The Advanced Labs or Meta Labs are a set of programs designed to explore the philosophical bases of process work. These labs go beyond the exploration of dynamics and consequences, to explore the context and nature of human existence. Participation in at least two such Labs is essential for individuals to satisfactorily complete the Fellowship program. These Labs are held separately from the Summer Institution.
The Bindu Lab series is founded on the principle that each moment holds the entire universe of experience. This series of labs is geared to exploring the processes (as opposed to the content) of our experience. It is distinct from other lab work as in being free of concerns of becoming such as causes and effects, benefits and disadvantages, success and failure etc. It is designed to create a space for exploring and nourishing the linkages between mind, body and spirit.
The exploration in LT is the dynamics between the ‘actor’ the ‘mirror’ and the ‘witness’ as they play-out in ones ‘inner canvas’. Ones own inner drama, the propensity to favor certain personas and listen to certain voices and use ones inner structures in certain ways becomes blatantly visible, not through words, but through the body, and the body never lies! LT focuses on the body as the concrete expression of ones identity, it helps one explore the inner space where our many selves enact an inner drama, the drama that is the ground for ones outer expression and relatedness.

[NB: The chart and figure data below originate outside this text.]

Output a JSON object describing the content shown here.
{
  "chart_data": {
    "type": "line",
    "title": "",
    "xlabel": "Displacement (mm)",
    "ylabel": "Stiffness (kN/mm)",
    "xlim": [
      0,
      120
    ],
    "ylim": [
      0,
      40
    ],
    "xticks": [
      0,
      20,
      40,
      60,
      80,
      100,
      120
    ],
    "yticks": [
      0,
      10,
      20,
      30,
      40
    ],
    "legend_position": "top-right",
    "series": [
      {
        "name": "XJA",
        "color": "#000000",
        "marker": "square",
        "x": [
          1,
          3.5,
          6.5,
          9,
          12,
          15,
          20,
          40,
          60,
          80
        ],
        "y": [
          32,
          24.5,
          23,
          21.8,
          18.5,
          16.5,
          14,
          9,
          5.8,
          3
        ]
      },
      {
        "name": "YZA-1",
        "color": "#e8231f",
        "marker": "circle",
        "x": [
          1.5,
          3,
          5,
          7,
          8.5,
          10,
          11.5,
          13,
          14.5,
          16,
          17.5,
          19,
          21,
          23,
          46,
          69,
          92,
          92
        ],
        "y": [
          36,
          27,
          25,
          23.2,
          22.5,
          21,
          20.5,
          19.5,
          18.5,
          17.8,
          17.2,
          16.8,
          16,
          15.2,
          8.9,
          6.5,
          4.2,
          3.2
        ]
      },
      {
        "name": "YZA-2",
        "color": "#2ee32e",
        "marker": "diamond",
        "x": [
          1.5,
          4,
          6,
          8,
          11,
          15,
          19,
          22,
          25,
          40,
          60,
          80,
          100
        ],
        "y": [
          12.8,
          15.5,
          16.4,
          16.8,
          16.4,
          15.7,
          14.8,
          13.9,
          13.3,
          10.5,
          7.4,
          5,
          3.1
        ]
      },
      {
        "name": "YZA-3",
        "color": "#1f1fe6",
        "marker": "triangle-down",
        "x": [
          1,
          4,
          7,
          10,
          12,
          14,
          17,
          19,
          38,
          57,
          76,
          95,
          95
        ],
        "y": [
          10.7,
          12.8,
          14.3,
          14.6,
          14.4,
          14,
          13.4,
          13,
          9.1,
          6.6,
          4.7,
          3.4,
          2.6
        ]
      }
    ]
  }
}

The Gender and Identity Lab is a weeklong residential lab offered by
Sumedhas, on how the idea of gender is configured consciously and unconsciously in our psyche and hence its implications on identity formation and role taking processes.
The lab is an experiential workshop, based on principles of process work and uses the ‘here and now’ reality to
examine intra-personal and inter-personal dynamics between men, women and transgendered persons to explore and discover one’s gender identities, conflicts and struggles therein.
This discovery, recognition and cognitive and emotional acceptance of oneself and the influence and impacts of culture therein leaves one to re-examine experiences and meanings held with those meanings, and further define choices and actions for oneself, enabling people to explore newer ways of being.
While frames of analysis are drawn from an eclectic body of work on psychology, sociology and philosophy, the lab is not an academic or theoretical study on gender.
Symbols, metaphors, similes and the like are intertwined and interwoven with the voices of human processes. Be they processes originating in roles, in one’s concept of one’s self, in the body, or from one’s spiritual or cosmic identity, or the identity of human collectives – symbols readily provide a way of articulating that which is unarticulated and making the invisible visible. As Carl Jung, the acknowledged architect of Analytical Psychology, puts it “an examination of Man and his Symbols is in effect an examination of man’s relation to his own unconscious”.